Le repos d'un instant dans le vent qui nous pousse,
Enfants perdus parmi la foire aux vanités;

Valery Larbaud, Voeux du poète.




Pour Fargue, Levet "fut un des précurseurs de toute une littérature diplomatique ; tout le Quai d'Orsay l'avait dans son tiroir, mais n'avait garde de s'en vanter. " (1) L'écrivain-diplomate constitue une des panoplies favorites de la littérature française. Ne citons que les plus illustres : Saint John Perse, Paul Claudel, Paul Morand, Jean Giraudoux… Ni la carrière littéraire de Levet, ni sa carrière diplomatique ne furent aussi brillantes. Diplomate futile, poète dilettante, il eut de surcroît l'inconséquence de mourir jeune. Cependant la première mission dont Philippe Berthelot charge le jeune Paul Morand, attaché au cabinet du ministre des Affaires étrangères en juillet 1916, est " de lui retrouver le livre de poèmes de notre ancien collègue J.-B. (sic) Levet ". Morand s'acquitte facilement de cette tâche : " J'avais copié les poèmes de Levet sur l'exemplaire dactylographié de Moszkowski. Je possédais ainsi toute une bibliothèque d'ouvrages introuvables, tapés à la machine : Le Partage de Midi, Eloges, etc.…" (2)

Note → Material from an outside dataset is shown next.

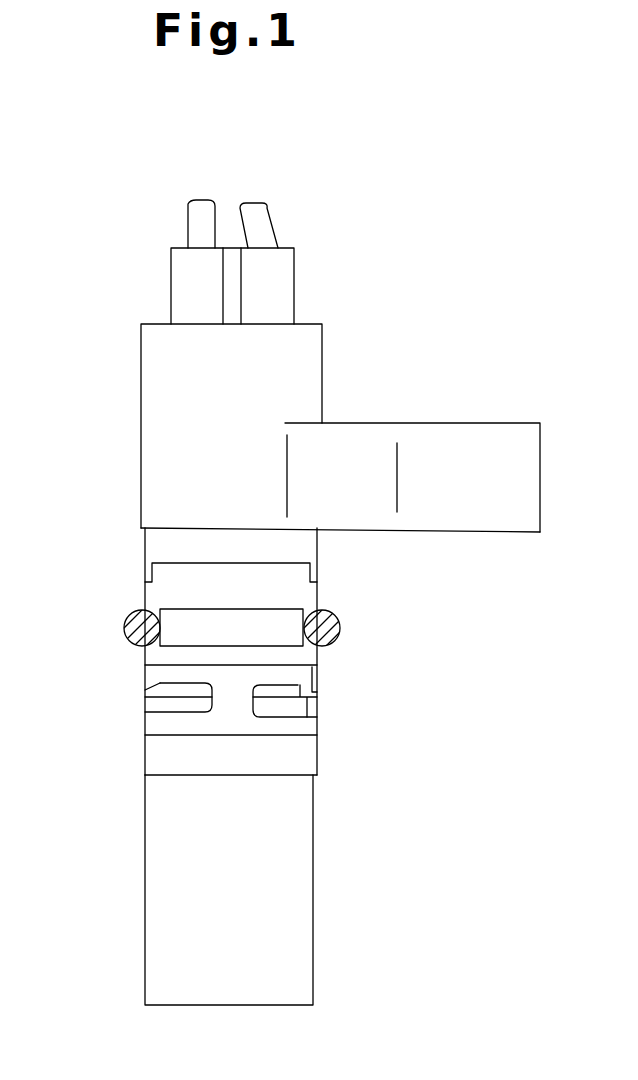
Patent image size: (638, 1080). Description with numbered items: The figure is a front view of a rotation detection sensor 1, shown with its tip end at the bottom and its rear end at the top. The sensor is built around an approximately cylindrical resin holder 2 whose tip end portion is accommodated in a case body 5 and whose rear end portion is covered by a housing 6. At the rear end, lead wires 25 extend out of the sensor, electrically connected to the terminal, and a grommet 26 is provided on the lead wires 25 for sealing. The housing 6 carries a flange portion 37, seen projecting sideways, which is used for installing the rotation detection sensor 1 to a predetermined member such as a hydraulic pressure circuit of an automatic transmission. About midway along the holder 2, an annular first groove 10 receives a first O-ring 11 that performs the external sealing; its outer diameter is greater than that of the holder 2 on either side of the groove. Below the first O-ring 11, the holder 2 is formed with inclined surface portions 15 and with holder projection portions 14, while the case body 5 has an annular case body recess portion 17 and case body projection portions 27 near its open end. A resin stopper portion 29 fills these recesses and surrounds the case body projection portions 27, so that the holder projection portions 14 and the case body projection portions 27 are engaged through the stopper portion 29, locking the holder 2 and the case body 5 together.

Vont l'en sauver le dévouement et la ténacité de Valery Larbaud et de Léon-Paul Fargue. En 1902, Larbaud est encore sous le choc de la découverte de Walt Whitman. Il se prend à rêver d'un " poète fantaisiste, sensible à la diversité des races, des peuples, des pays, pour qui tout serait exotique, ou pour qui rien ne serait exotique (je crois que cela revient au même), très international (…), humoriste, c'est à dire capable de faire du Walt Whitman à la blague, de donner une note de comique, de joyeuse irresponsabilité qui manquait dans Whitman ". Au fond Larbaud veut trouver "le poète qui eût été le successeur à la fois de Laforgue, de Rimbaud et de Walt Whitman. " (4) Ce poète il le cherche dans la littérature américaine et, à sa grande surprise, le découvre en France. Il s'agit d'un certain Henry J.-M. Levey dont Larbaud imagine qu'il est un Français d'origine anglo-saxonne.
Visitant Marcel Ray à Munich, Larbaud lui fait part de son enthousiasme : "Je me souviens de lui avoir récité ces Cartes Postales par une belle matinée de juillet tout en marchant sur le sable fin du rivage de la Starnberg See, tandis que nous attendions le petit vapeur qui devait nous mener à l'embarcadère peint en blanc et bleu, là-bas en face, sous une colline toute couverte de grands sapins." (5) Or Marcel Ray connaît le poète. Il peut donc expliquer à Larbaud que Levey est on ne peut plus Français et se nomme en fait Levet.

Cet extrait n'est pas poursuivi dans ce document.